"Don't ask me what it means, because I might tell you, and you wouldn't be any happier for knowing that!" the girl said quietly.

"But the Frenchwoman?" Anthony essayed, lunging off in another direction. "Who was she?"

"Well, she was my personal maid—at least it won't hurt you to know that much," Mary dimpled. "I sent for her and asked her to bring my bag and—there's the bag."

One pink foot indicated it, and for many seconds Anthony's dumfounded eyes stared at the thing. There was an intricate monogram on one end, which he could not decipher; otherwise, it impressed him.
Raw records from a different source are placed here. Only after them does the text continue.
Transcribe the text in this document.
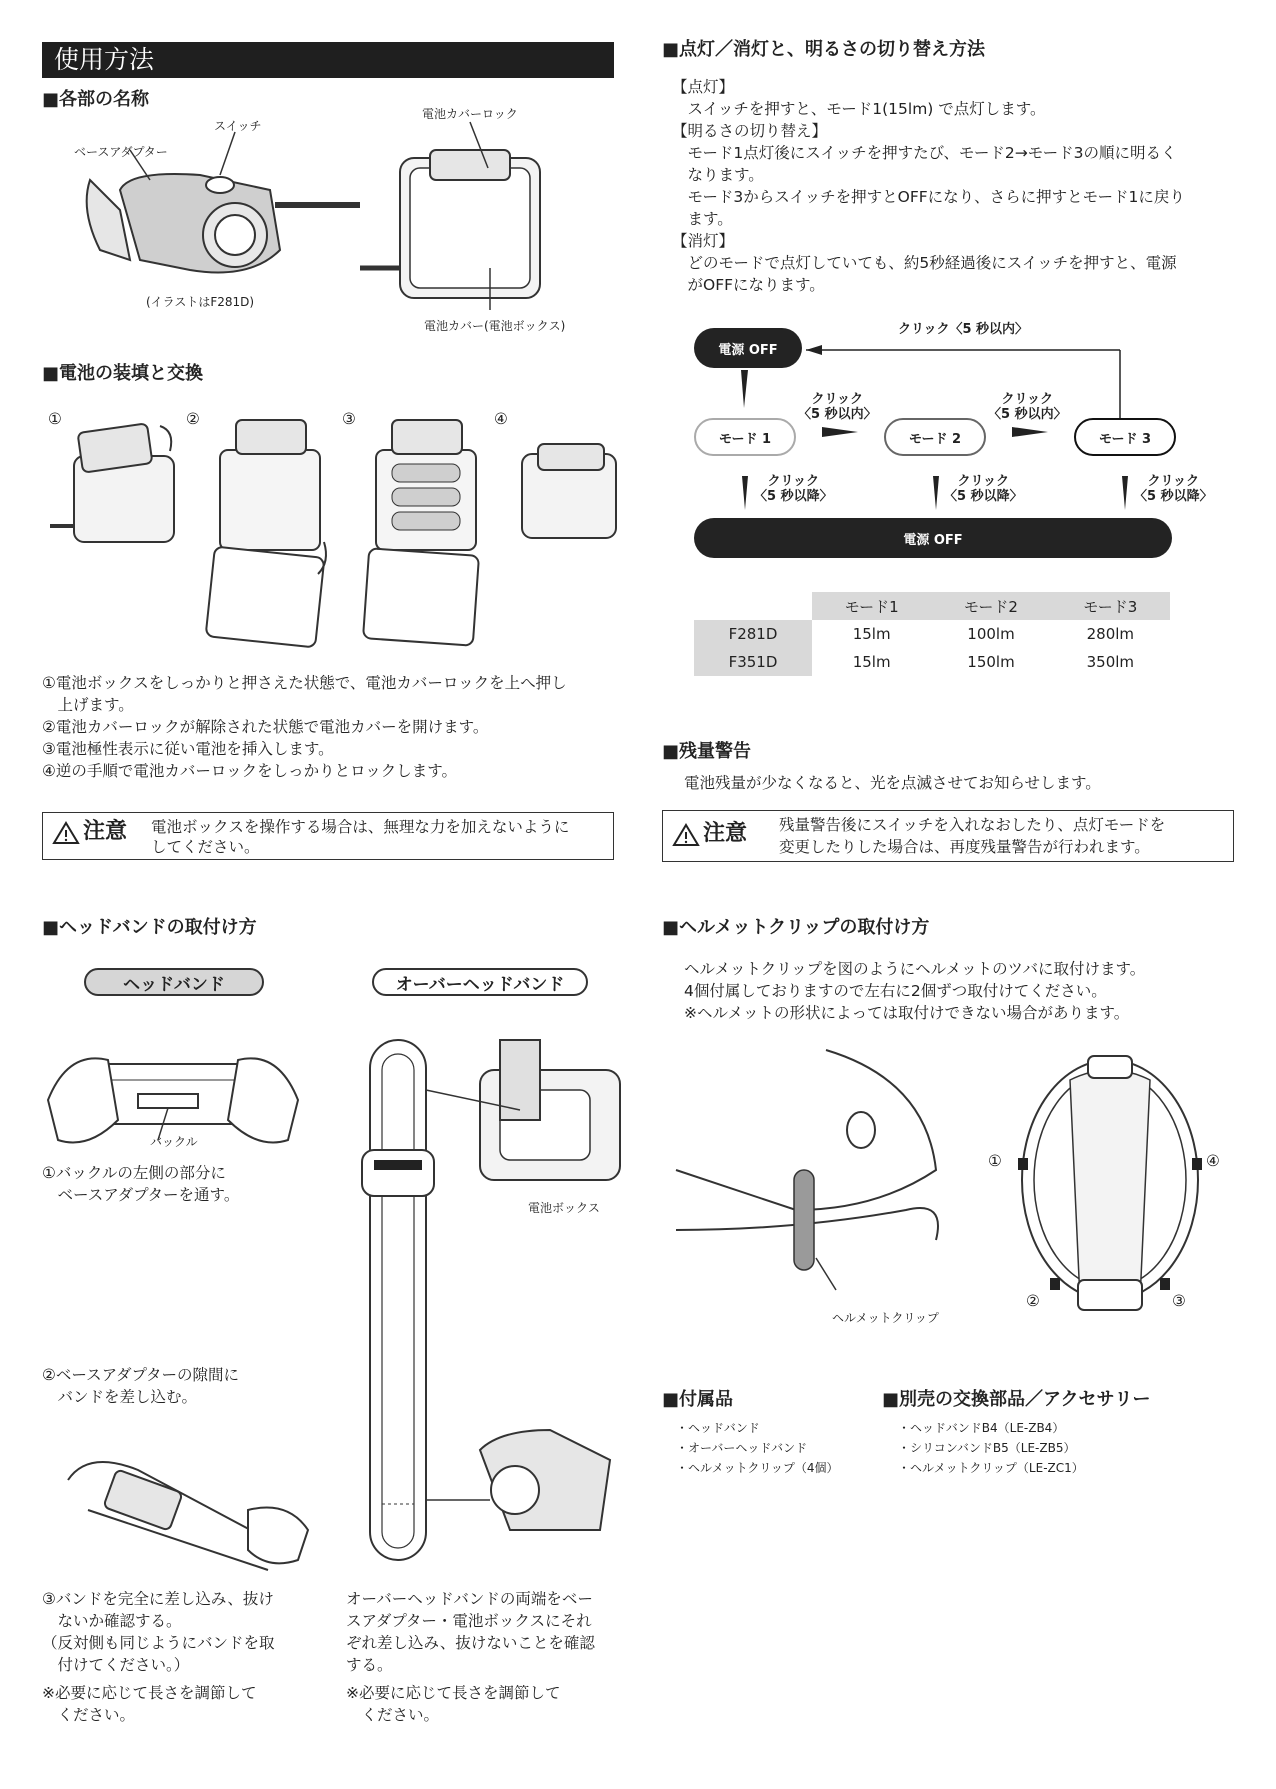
使用方法
■各部の名称
ベースアダプター
スイッチ
(イラストはF281D)
電池カバーロック
電池カバー(電池ボックス)
■電池の装填と交換
①	②	③	④
①電池ボックスをしっかりと押さえた状態で、電池カバーロックを上へ押し
　上げます。
②電池カバーロックが解除された状態で電池カバーを開けます。
③電池極性表示に従い電池を挿入します。
④逆の手順で電池カバーロックをしっかりとロックします。
注意 電池ボックスを操作する場合は、無理な力を加えないように
してください。
■ヘッドバンドの取付け方
ヘッドバンド	オーバーヘッドバンド
バックル
①バックルの左側の部分に
　ベースアダプターを通す。
②ベースアダプターの隙間に
　バンドを差し込む。
③バンドを完全に差し込み、抜け
　ないか確認する。
（反対側も同じようにバンドを取
　付けてください。）
※必要に応じて長さを調節して
　ください。
電池ボックス
オーバーヘッドバンドの両端をベー
スアダプター・電池ボックスにそれ
ぞれ差し込み、抜けないことを確認
する。
※必要に応じて長さを調節して
　ください。
■点灯／消灯と、明るさの切り替え方法
【点灯】
　スイッチを押すと、モード1(15lm) で点灯します。
【明るさの切り替え】
　モード1点灯後にスイッチを押すたび、モード2→モード3の順に明るく
　なります。
　モード3からスイッチを押すとOFFになり、さらに押すとモード1に戻り
　ます。
【消灯】
　どのモードで点灯していても、約5秒経過後にスイッチを押すと、電源
　がOFFになります。
電源 OFF
クリック〈5 秒以内〉
クリック
〈5 秒以内〉
クリック
〈5 秒以内〉
モード 1	モード 2	モード 3
クリック
〈5 秒以降〉
クリック
〈5 秒以降〉
クリック
〈5 秒以降〉
電源 OFF
	モード1	モード2	モード3
F281D	15lm	100lm	280lm
F351D	15lm	150lm	350lm
■残量警告
電池残量が少なくなると、光を点滅させてお知らせします。
注意 残量警告後にスイッチを入れなおしたり、点灯モードを
変更したりした場合は、再度残量警告が行われます。
■ヘルメットクリップの取付け方
ヘルメットクリップを図のようにヘルメットのツバに取付けます。
4個付属しておりますので左右に2個ずつ取付けてください。
※ヘルメットの形状によっては取付けできない場合があります。
ヘルメットクリップ
①	④
②	③
■付属品
・ヘッドバンド
・オーバーヘッドバンド
・ヘルメットクリップ（4個）
■別売の交換部品／アクセサリー
・ヘッドバンドB4（LE-ZB4）
・シリコンバンドB5（LE-ZB5）
・ヘルメットクリップ（LE-ZC1）
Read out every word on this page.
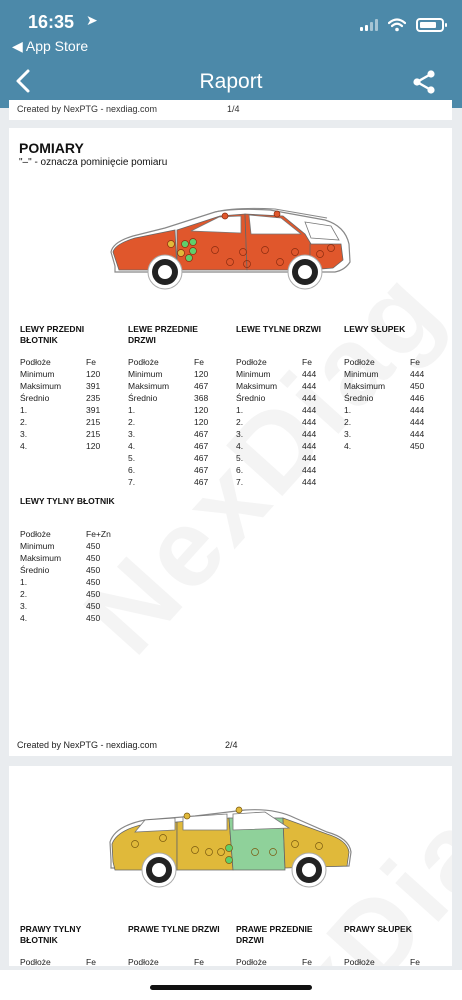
16:35 ➤
◀ App Store
Raport
Created by NexPTG - nexdiag.com	1/4
POMIARY
"–" - oznacza pominięcie pomiaru
LEWY PRZEDNI BŁOTNIK
Podłoże	Fe
Minimum	120
Maksimum	391
Średnio	235
1.	391
2.	215
3.	215
4.	120
LEWE PRZEDNIE DRZWI
Podłoże	Fe
Minimum	120
Maksimum	467
Średnio	368
1.	120
2.	120
3.	467
4.	467
5.	467
6.	467
7.	467
LEWE TYLNE DRZWI
Podłoże	Fe
Minimum	444
Maksimum	444
Średnio	444
1.	444
2.	444
3.	444
4.	444
5.	444
6.	444
7.	444
LEWY SŁUPEK
Podłoże	Fe
Minimum	444
Maksimum	450
Średnio	446
1.	444
2.	444
3.	444
4.	450
LEWY TYLNY BŁOTNIK
Podłoże	Fe+Zn
Minimum	450
Maksimum	450
Średnio	450
1.	450
2.	450
3.	450
4.	450
Created by NexPTG - nexdiag.com	2/4
PRAWY TYLNY BŁOTNIK
Podłoże	Fe
PRAWE TYLNE DRZWI
Podłoże	Fe
PRAWE PRZEDNIE DRZWI
Podłoże	Fe
PRAWY SŁUPEK
Podłoże	Fe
The bag was a very, very expensive bit of luggage and his failing heart thumped a trifle harder.

No stray young woman owns a bag like that and a French maid to carry it around; no adventurous female waif of the type one might expect to find wandering about in masculine raiment speaks in the unquestionably cultivated tone that Mary was using now. And no clear-eyed, clear-skinned young female friend of Mary's type ever belonged to the demi-monde!

Mary was a person of parts and position. How she had appeared at the fight, Anthony, if he had wonderful luck, might never learn; but the fact remained that he had detained her against her will in his apartment, and possibilities loomed so swiftly and numerous before his mental vision that his throat tightened.

"You—you're a respectable young woman!" he said hoarsely.

"Thank you, unquestionably," Mary smiled dryly.

"And—er—as such, the thing to do is to get you out of here as quickly and as inconspicuously as possible."

"I've been trying to get out inconspicuously myself," Mary suggested.